この恋、国家機密なんですか!?


「添乗員さん、この日本酒、燗にしてもらえませんかね」


彼は冷たい日本酒の瓶を持っていた。

私はうなずき、それを厨房に持っていく。

すると、初老の料理長に、いきなり怒鳴られた。


「それは燗にする酒じゃねぇ!冷酒で飲め!」


どうやら、温めると美味しくなくなるから、それはできないという意味らしい。

大忙しの厨房は、私をポイッとつまみ出した。


「あのう……申し訳ありませんが、これはお燗にできないそうで」

「は?」


とぼとぼと客室に戻って、先ほどのお客様に謝る。

すると、お客様はいかつい顔をさらにいかつくし、大声で怒鳴った。


「温めればいいだけだろ?」

「そうしますと本来の風味が損なわれてしまうので、是非冷酒でお召し上がりくださいと、料理長が……」

「ああ、うるさいなぁ。

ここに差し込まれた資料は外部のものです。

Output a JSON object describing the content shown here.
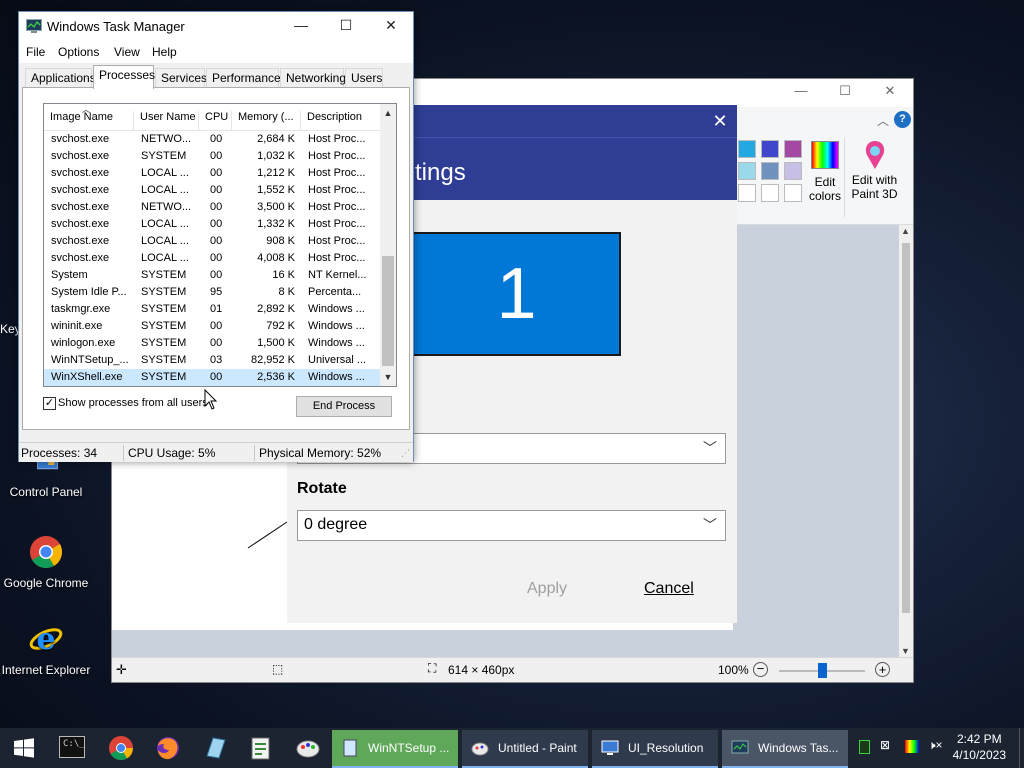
{
  "desktop": {
    "partial_label": "Key",
    "icons": [
      {
        "label": "Control Panel"
      },
      {
        "label": "Google Chrome"
      },
      {
        "label": "Internet Explorer"
      }
    ]
  },
  "paint": {
    "ribbon": {
      "edit_colors_line1": "Edit",
      "edit_colors_line2": "colors",
      "edit_3d_line1": "Edit with",
      "edit_3d_line2": "Paint 3D"
    },
    "status": {
      "size": "614 × 460px",
      "zoom": "100%",
      "zoom_fraction": 0.5
    }
  },
  "display_settings": {
    "title_partial": "tings",
    "monitor_number": "1",
    "rotate_label": "Rotate",
    "rotate_value": "0 degree",
    "apply_label": "Apply",
    "cancel_label": "Cancel"
  },
  "task_manager": {
    "title": "Windows Task Manager",
    "menu": [
      "File",
      "Options",
      "View",
      "Help"
    ],
    "tabs": [
      "Applications",
      "Processes",
      "Services",
      "Performance",
      "Networking",
      "Users"
    ],
    "active_tab": "Processes",
    "columns": [
      "Image Name",
      "User Name",
      "CPU",
      "Memory (...",
      "Description"
    ],
    "rows": [
      [
        "svchost.exe",
        "NETWO...",
        "00",
        "2,684 K",
        "Host Proc..."
      ],
      [
        "svchost.exe",
        "SYSTEM",
        "00",
        "1,032 K",
        "Host Proc..."
      ],
      [
        "svchost.exe",
        "LOCAL ...",
        "00",
        "1,212 K",
        "Host Proc..."
      ],
      [
        "svchost.exe",
        "LOCAL ...",
        "00",
        "1,552 K",
        "Host Proc..."
      ],
      [
        "svchost.exe",
        "NETWO...",
        "00",
        "3,500 K",
        "Host Proc..."
      ],
      [
        "svchost.exe",
        "LOCAL ...",
        "00",
        "1,332 K",
        "Host Proc..."
      ],
      [
        "svchost.exe",
        "LOCAL ...",
        "00",
        "908 K",
        "Host Proc..."
      ],
      [
        "svchost.exe",
        "LOCAL ...",
        "00",
        "4,008 K",
        "Host Proc..."
      ],
      [
        "System",
        "SYSTEM",
        "00",
        "16 K",
        "NT Kernel..."
      ],
      [
        "System Idle P...",
        "SYSTEM",
        "95",
        "8 K",
        "Percenta..."
      ],
      [
        "taskmgr.exe",
        "SYSTEM",
        "01",
        "2,892 K",
        "Windows ..."
      ],
      [
        "wininit.exe",
        "SYSTEM",
        "00",
        "792 K",
        "Windows ..."
      ],
      [
        "winlogon.exe",
        "SYSTEM",
        "00",
        "1,500 K",
        "Windows ..."
      ],
      [
        "WinNTSetup_...",
        "SYSTEM",
        "03",
        "82,952 K",
        "Universal ..."
      ],
      [
        "WinXShell.exe",
        "SYSTEM",
        "00",
        "2,536 K",
        "Windows ..."
      ]
    ],
    "selected_row": 14,
    "show_all_users_label": "Show processes from all users",
    "show_all_users_checked": "✓",
    "end_process_label": "End Process",
    "status": {
      "processes": "Processes: 34",
      "cpu": "CPU Usage: 5%",
      "memory": "Physical Memory: 52%"
    }
  },
  "taskbar": {
    "buttons": [
      {
        "label": "WinNTSetup ..."
      },
      {
        "label": "Untitled - Paint"
      },
      {
        "label": "UI_Resolution"
      },
      {
        "label": "Windows Tas..."
      }
    ],
    "clock_time": "2:42 PM",
    "clock_date": "4/10/2023"
  }
}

理由なんかどうでもいいから、燗で飲ませろって言ってんだよ!」


お客様が、返そうとした瓶を強引に押し戻す。

意外に強い力で、私は瓶を抱えるようにして、お尻から転んでしまった、刹那。


ぱしゃり。

水音がした。


「……ぁっ……」


おそるおそる振り返ると、浴衣の袖を濡らした男の人がそこに座っていた。